Quando o rei e o marido da princesa voltaram
da caça e souberam do acontecido, ficaram desesperados. Mas o dono das botas
mágicas prometeu consertar tudo. Agarrou-as e disse: "Bota, bote-me onde
está minha esposa". E a bota botou-o.
O moço encontrou a princesa sozinha, pois que
o Manjaléu andava pelo mato caçando.
— Minha querida esposa — disse ele —
precisamos dar cabo desse monstro feroz, mas para isso é necessário que eu
saiba onde é que ele tem a vida. A vida do Manjaléu está tão bem oculta que
todas as tentativas para matá-lo têm falhado. Trate de saber onde ele tem a
vida.
A princesa prometeu que assim faria, e quando
o Manjaléu voltou deu jeito da conversa recair naquele ponto.
Manjaléu desconfiou.
— Ahn! Quer saber onde eu tenho a vida para
me matar, não é? Não conto, não.
Mas a princesa, teimosa, tanto insistiu
durante dias e dias que o bicho Manjaléu resolveu contar tudo. Antes disso ele
amolou, bem amolado, um alfanje, dizendo: "Vou contar onde está minha vida
mas se perceber que alguém quer dar cabo de mim, corto sua cabeça com este
alfanje, está ouvindo?"
A princesa aceitou a proposta. Ele que
contasse tudo que ela ficaria com o pescoço às ordens do alfanje, no caso de
alguém atentar contra vida do monstro. E o bicho Manjaléu então contou: "Minha
vida está no mar. Lá no fundo há um caixão; nesse caixão há uma pedra; dentro
da pedra há uma pomba; dentro da pomba há um ovo; dentro do ovo há uma velinha,
que é a minha vida. Quando essa vela apagar-se, eu morrerei".

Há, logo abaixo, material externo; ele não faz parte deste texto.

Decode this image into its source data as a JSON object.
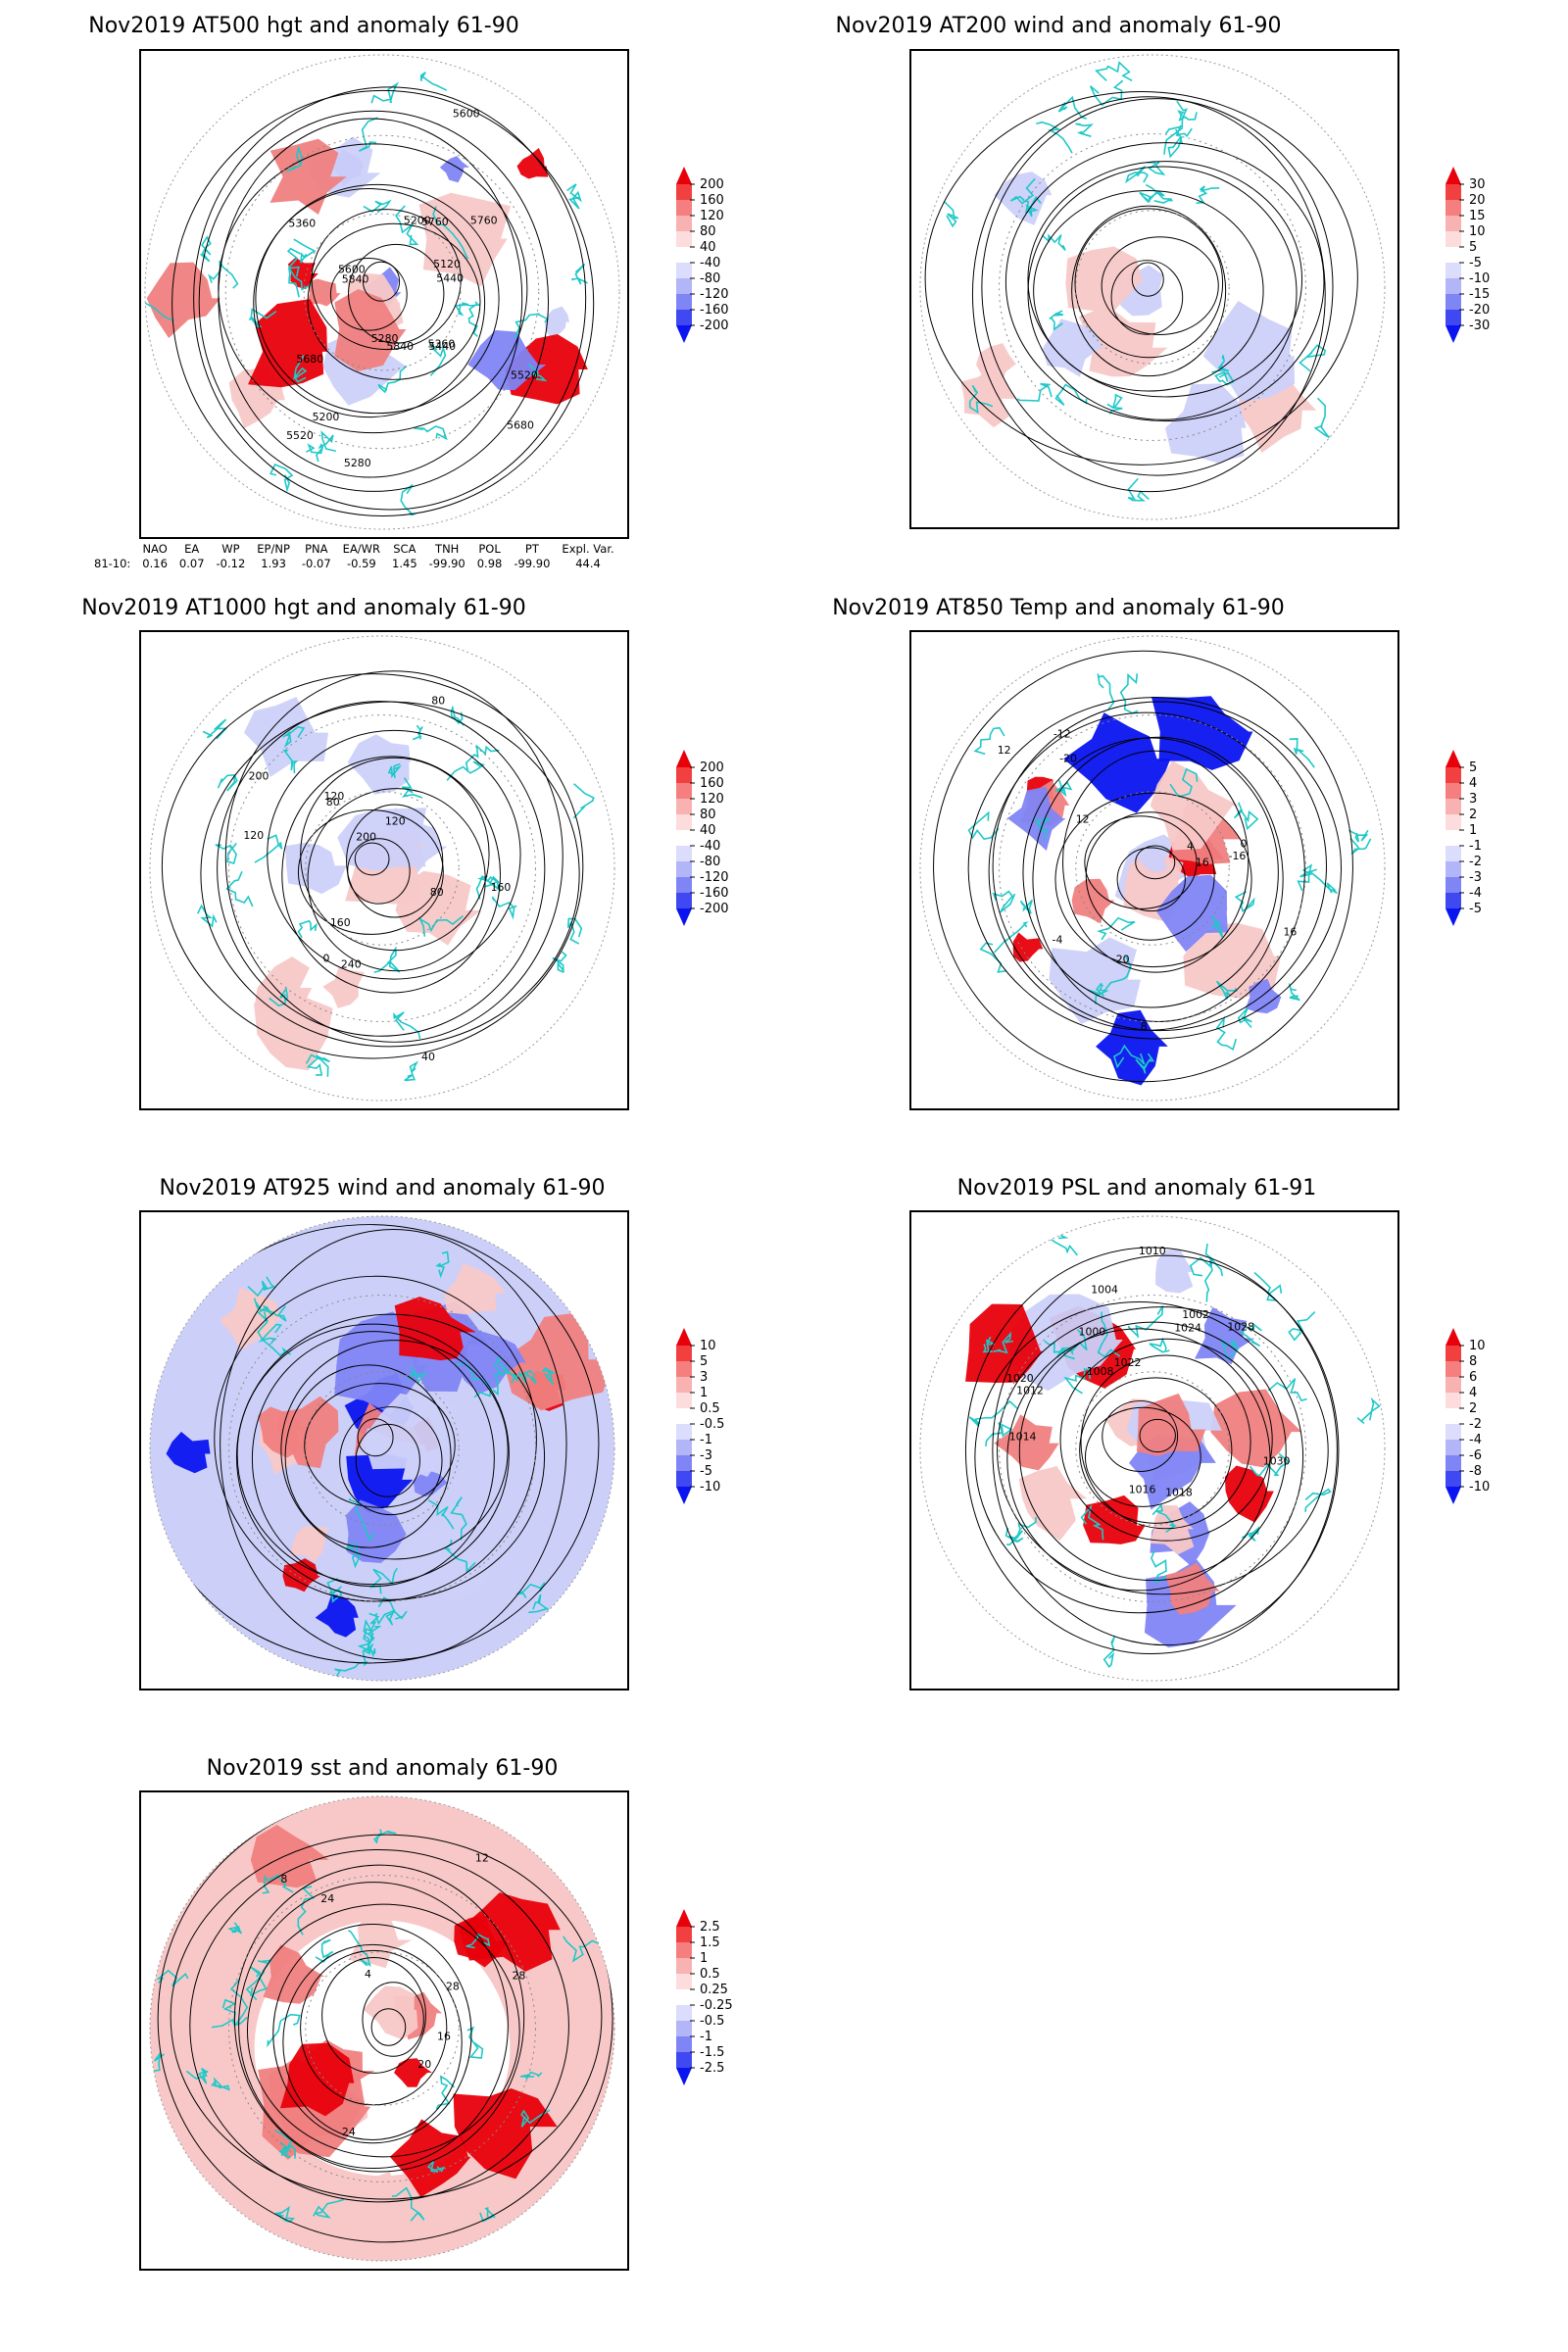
{
  "panels": [
    {
      "id": "p1",
      "title": "Nov2019 AT500 hgt and anomaly 61-90",
      "colorbar": [
        "200",
        "160",
        "120",
        "80",
        "40",
        "-40",
        "-80",
        "-120",
        "-160",
        "-200"
      ],
      "contour_labels": [
        "5840",
        "5760",
        "5680",
        "5600",
        "5520",
        "5440",
        "5360",
        "5280",
        "5200",
        "5120",
        "5200",
        "5280",
        "5360",
        "5440",
        "5520",
        "5600",
        "5680",
        "5760",
        "5840"
      ],
      "fill": "mixed"
    },
    {
      "id": "p2",
      "title": "Nov2019 AT200 wind and anomaly 61-90",
      "colorbar": [
        "30",
        "20",
        "15",
        "10",
        "5",
        "-5",
        "-10",
        "-15",
        "-20",
        "-30"
      ],
      "contour_labels": [],
      "fill": "light"
    },
    {
      "id": "p3",
      "title": "Nov2019 AT1000 hgt and anomaly 61-90",
      "colorbar": [
        "200",
        "160",
        "120",
        "80",
        "40",
        "-40",
        "-80",
        "-120",
        "-160",
        "-200"
      ],
      "contour_labels": [
        "80",
        "160",
        "120",
        "40",
        "0",
        "240",
        "200",
        "80",
        "120",
        "160",
        "200",
        "80",
        "120"
      ],
      "fill": "light"
    },
    {
      "id": "p4",
      "title": "Nov2019 AT850 Temp and anomaly 61-90",
      "colorbar": [
        "5",
        "4",
        "3",
        "2",
        "1",
        "-1",
        "-2",
        "-3",
        "-4",
        "-5"
      ],
      "contour_labels": [
        "16",
        "12",
        "8",
        "4",
        "0",
        "-4",
        "-12",
        "-16",
        "-20",
        "12",
        "16",
        "20"
      ],
      "fill": "strong"
    },
    {
      "id": "p5",
      "title": "Nov2019 AT925 wind and anomaly 61-90",
      "colorbar": [
        "10",
        "5",
        "3",
        "1",
        "0.5",
        "-0.5",
        "-1",
        "-3",
        "-5",
        "-10"
      ],
      "contour_labels": [],
      "fill": "full"
    },
    {
      "id": "p6",
      "title": "Nov2019 PSL and anomaly 61-91",
      "colorbar": [
        "10",
        "8",
        "6",
        "4",
        "2",
        "-2",
        "-4",
        "-6",
        "-8",
        "-10"
      ],
      "contour_labels": [
        "1008",
        "1010",
        "1014",
        "1016",
        "1018",
        "1020",
        "1022",
        "1024",
        "1028",
        "1030",
        "1002",
        "1000",
        "1004",
        "1012"
      ],
      "fill": "mixed"
    },
    {
      "id": "p7",
      "title": "Nov2019 sst and anomaly 61-90",
      "colorbar": [
        "2.5",
        "1.5",
        "1",
        "0.5",
        "0.25",
        "-0.25",
        "-0.5",
        "-1",
        "-1.5",
        "-2.5"
      ],
      "contour_labels": [
        "28",
        "24",
        "20",
        "16",
        "12",
        "8",
        "4",
        "24",
        "28"
      ],
      "fill": "sst"
    }
  ],
  "indices": {
    "headers": [
      "NAO",
      "EA",
      "WP",
      "EP/NP",
      "PNA",
      "EA/WR",
      "SCA",
      "TNH",
      "POL",
      "PT",
      "Expl. Var."
    ],
    "row_label": "81-10:",
    "values": [
      "0.16",
      "0.07",
      "-0.12",
      "1.93",
      "-0.07",
      "-0.59",
      "1.45",
      "-99.90",
      "0.98",
      "-99.90",
      "44.4"
    ]
  },
  "colors": {
    "positive_strong": "#e8000b",
    "positive_mid": "#f07f7f",
    "positive_light": "#f8c8c8",
    "negative_strong": "#0a14f0",
    "negative_mid": "#7f85f5",
    "negative_light": "#ccd0f9",
    "coastline": "#1ec8c8",
    "contour": "#000000"
  }
}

No dia seguinte, quando o bicho Manjaléu saiu
novamente a caçar, o marido da princesa, que estivera escondido pela carapuça,
apresentou-se. "E então?" — perguntou. A princesa contou-lhe
direitinho tudo que ouvira ao monstro.
O moço dirigiu-se à praia do mar e pegou na escama,
dizendo: "Valha-me, rei dos Peixes!" E imediatamente o mar se coalhou
de peixes que indagavam do que ele queria.
— Quero saber em que ponto do fundo do mar há
um caixão assim e assim.
— Eu sei — respondeu um enorme baiacu. —
Ainda há pouquinho esbarrei nele. Esse caixão está em tal e tal parte.
— Pois quero que me tragam aqui esse caixão.
Os peixes saíram na volada; logo depois
apareceram empurrando um caixão para a praia. O príncipe abriu-o e encontrou a
pedra. Como quebrá-la? Lembrou--se do fio de lã. Pegou no fio de lã e disse: "Valha-me,
rei dos Carneiros!" Imediatamente apareceram inúmeros carneiros, que deram
tantas marradas na pedra que a partiram.
Enquanto isso, lá longe, o Manjaléu, com a
cabeça no colo da princesa e o alfanje na mão, ia sentindo coisas esquisitas.
— Minha princesa — disse ele — estou me
sentindo doente. Alguém está mexendo na minha vida.
E sua mão apertou o cabo do alfanje.
A princesa engambelou-o como pôde, para
ganhar tempo. Ela sabia que seu marido estava em procura da vida do monstro.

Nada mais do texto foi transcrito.